Machine learning models have demonstrated substantial performance enhancements over non-learned alternatives in various fundamental data management operations, including indexing (locating items in an array), cardinality estimation (estimating the number of matching records in a database), and range-sum estimation (estimating aggregate attribute values for query-matched records). However, real-world systems frequently favor less efficient non-learned methods due to their ability to offer (worst-case) error guarantees - an aspect where learned approaches often fall short. The primary objective of these guarantees is to ensure system reliability, ensuring that the chosen approach consistently delivers the desired level of accuracy across all databases. In this paper, we embark on the first theoretical study of such guarantees for learned methods, presenting the necessary conditions for such guarantees to hold when using machine learning to perform indexing, cardinality estimation and range-sum estimation. Specifically, we present the first known lower bounds on the model size required to achieve the desired accuracy for these three key database operations. Our results bound the required model size for given average and worst-case errors in performing database operations, serving as the first theoretical guidelines governing how model size must change based on data size to be able to guarantee an accuracy level. More broadly, our established guarantees pave the way for the broader adoption and integration of learned models into real-world systems.

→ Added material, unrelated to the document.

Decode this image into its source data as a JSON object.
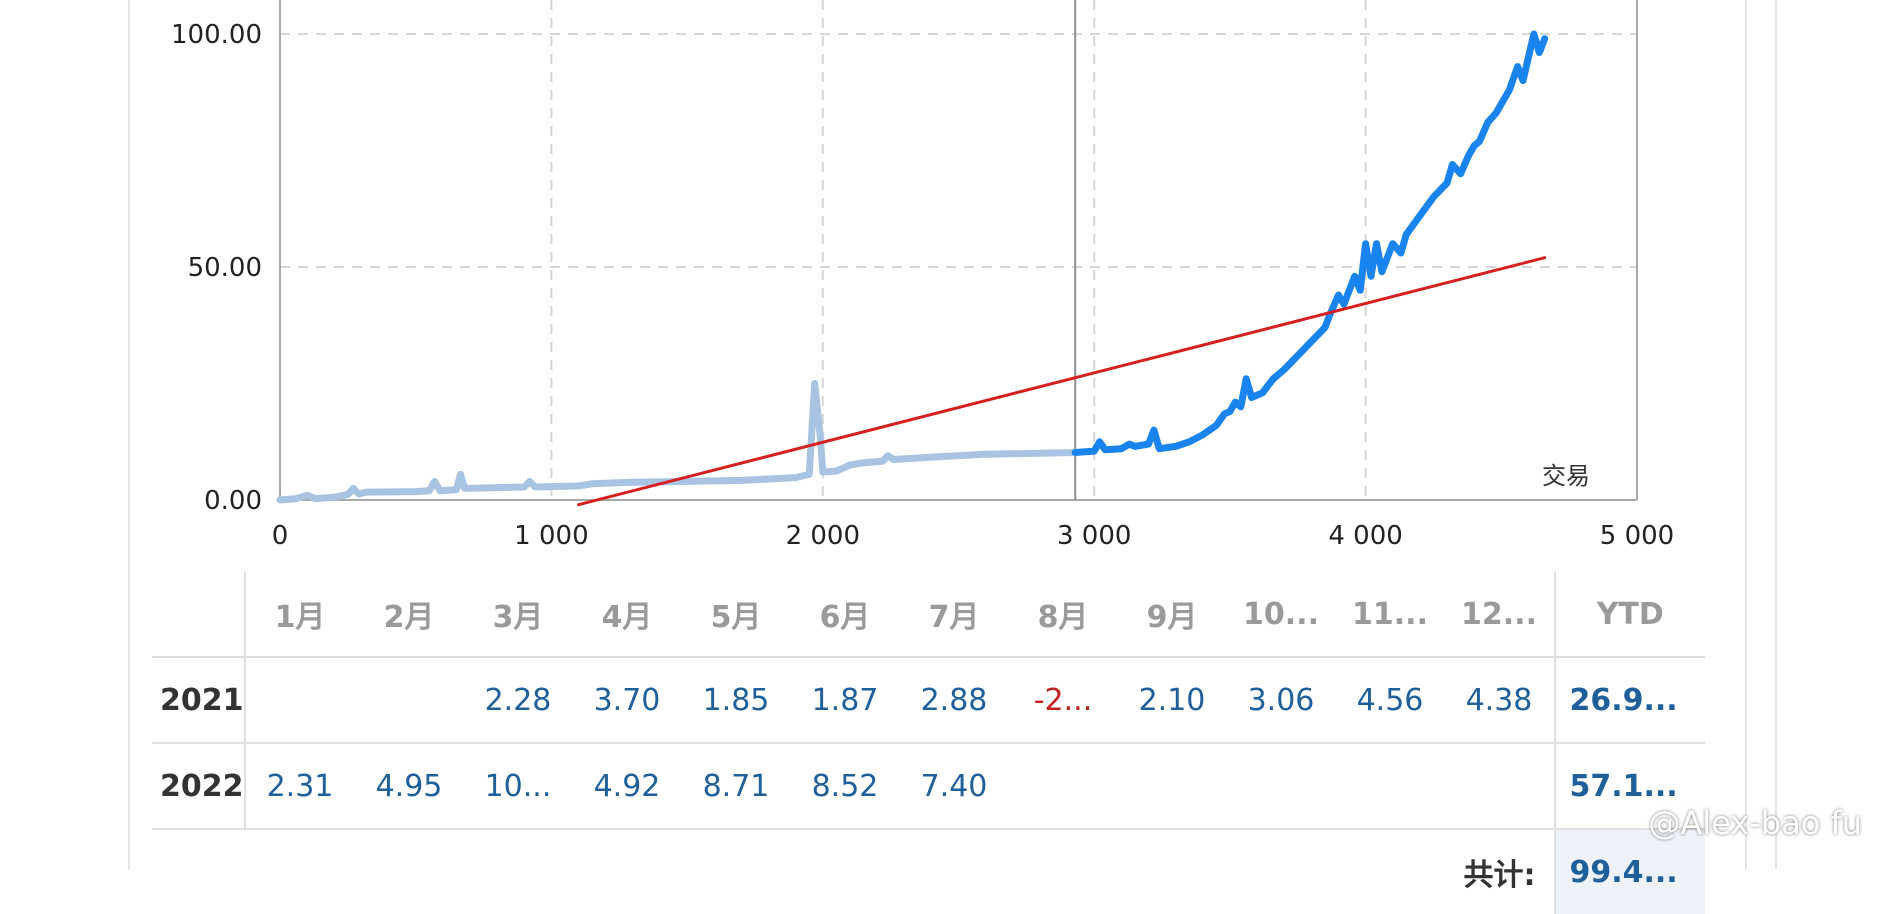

翻译：机器学习模型在多种基础数据管理操作中已展现出优于非学习型方法的显著性能提升，这些操作包括索引（在数组中定位项）、基数估计（估计数据库中匹配记录的数量）以及范围求和估计（估计查询匹配记录的聚合属性值）。然而，实际系统往往更倾向于采用效率较低的非学习方法，因为它们能够提供（最坏情况下的）误差保证——而这正是学习方法通常欠缺的方面。这些保证的主要目标是确保系统可靠性，即所选方法在所有数据库上始终能够达到期望的准确度水平。在本文中，我们首次对学习型方法的此类保证进行了理论研究，提出了在使用机器学习执行索引、基数估计和范围求和估计时此类保证成立的必要条件。具体而言，我们首次给出了实现这三种关键数据库操作所需准确度时模型大小的已知下界。我们的结果限定了在给定平均误差和最坏情况误差下执行数据库操作所需的模型大小，这为模型大小必须如何根据数据规模变化以保证准确度水平提供了首个理论指导。更广泛地说，我们建立的保证为学习模型在实际系统中更广泛的采用和集成铺平了道路。